Italian priest (1908–1939)

Ginepro Cocchi, OFM (13 October 1908 – 6 March 1939), born Antonio Cocchi, was an Italian religious priest of the Order of Friars Minor. He took the name of Ginepro after admittance into the Franciscan order. He served in the missions in China until 1939, when he was killed while evangelising in Chinese villages. He is buried in China.

He is a candidate for beatification with the title Servant of God.

==Life==
Antonio Cocchi was born in Artena on 13 October 1908 to Attilio Cocchi and Italia Cioccali.

He commenced his studies for the priesthood in 1918 and was noted for his innocence and his mode of life. These mirrored the observations of the rector Elia Carosi, who was struck by the humble and diligent seminarian. He entered the novitiate of the Order of Friars Minor in Rieti on 10 September 1923, and he later assumed the habit with the name of "Ginepro". He made his simple vows on 15 October 1924. Among his classmates while undergoing theological studies in Rome were Giuseppe Beschin and Gabriele Allegra.

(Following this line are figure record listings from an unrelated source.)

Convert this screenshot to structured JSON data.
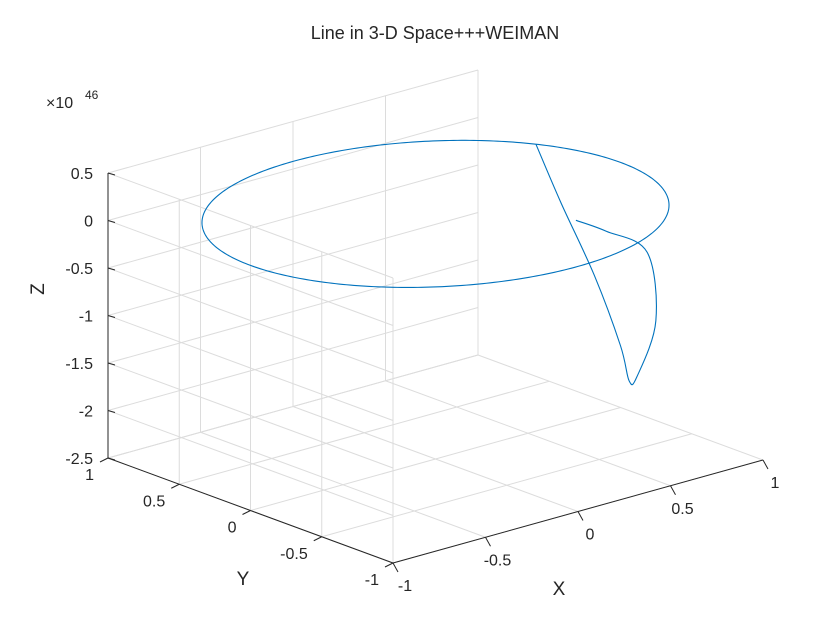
{
  "chart_data": {
    "type": "line",
    "title": "Line in 3-D Space+++WEIMAN",
    "xlabel": "X",
    "ylabel": "Y",
    "zlabel": "Z",
    "z_exponent_base": "×10",
    "z_exponent_power": "46",
    "xlim": [
      -1,
      1
    ],
    "ylim": [
      -1,
      1
    ],
    "zlim": [
      -2.5,
      0.5
    ],
    "x_ticks": [
      -1,
      -0.5,
      0,
      0.5,
      1
    ],
    "x_tick_labels": [
      "-1",
      "-0.5",
      "0",
      "0.5",
      "1"
    ],
    "y_ticks": [
      -1,
      -0.5,
      0,
      0.5,
      1
    ],
    "y_tick_labels": [
      "-1",
      "-0.5",
      "0",
      "0.5",
      "1"
    ],
    "z_ticks": [
      -2.5,
      -2,
      -1.5,
      -1,
      -0.5,
      0,
      0.5
    ],
    "z_tick_labels": [
      "-2.5",
      "-2",
      "-1.5",
      "-1",
      "-0.5",
      "0",
      "0.5"
    ],
    "z_scale_note": "values in units of 1e46",
    "grid": true,
    "series": [
      {
        "color": "#0072bd",
        "segments": [
          {
            "kind": "circle",
            "x_center": 0,
            "y_center": 0,
            "radius": 1,
            "z": 0.08
          },
          {
            "kind": "path",
            "points": [
              [
                0.89,
                0.45,
                0.08
              ],
              [
                0.94,
                0.34,
                -0.5
              ],
              [
                0.99,
                0.17,
                -1.2
              ],
              [
                1.0,
                0.0,
                -1.85
              ],
              [
                0.97,
                -0.1,
                -2.15
              ],
              [
                0.95,
                -0.18,
                -2.05
              ],
              [
                0.96,
                -0.3,
                -1.4
              ],
              [
                0.99,
                -0.2,
                -0.75
              ],
              [
                1.0,
                0.1,
                -0.7
              ],
              [
                0.99,
                0.3,
                -0.69
              ]
            ]
          }
        ]
      }
    ]
  }
}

He made his solemn profession on 8 December 1929, and on 19 July 1931, he was ordained to priesthood in the church of Sant'Ignazio. He celebrated his first Mass on 2 August.

Cocchi and 33 other missionaries had a private audience with Pope Pius XI in 1931, and on 30 September, the 34 men embarked for China to work in the missions. Two months after his arrival, he and fifteen other Franciscans met the Apostolic Vicar Agapito Fiorentini. He continued his theological studies and was sent to Kuo-hsien; he reached Ting-Shaing at the beginning of 1933, where he mastered the Chinese language. Seven months later, he was entrusted with several villages to work in.

On 6 March 1939, he arrived in the village of Shangliandi. One day, 30 communist soldiers burst into his room. He was beaten and dragged out of the village, where he was shot dead.

==Beatification process==
The beatification process did not commence in China but did all of its work in Velletri-Segni after the cause was introduced under Pope John Paul II on 17 December 1994, which granted him the title Servant of God. The process saw the accumulation of documentation and witness testimonies spanning from 12 March 1995 until 3 March 1996; the process was ratified on 29 March 1996 in order for the cause to proceed to the next stage. The positio was sent to the Congregation for the Causes of Saints for further evaluation in 1999 and was given to the historical archive for their inspection on 9 March 1999. From there, it proceeded to advising theologians on 9 September 2008 and then to the members of the congregation itself in 2010.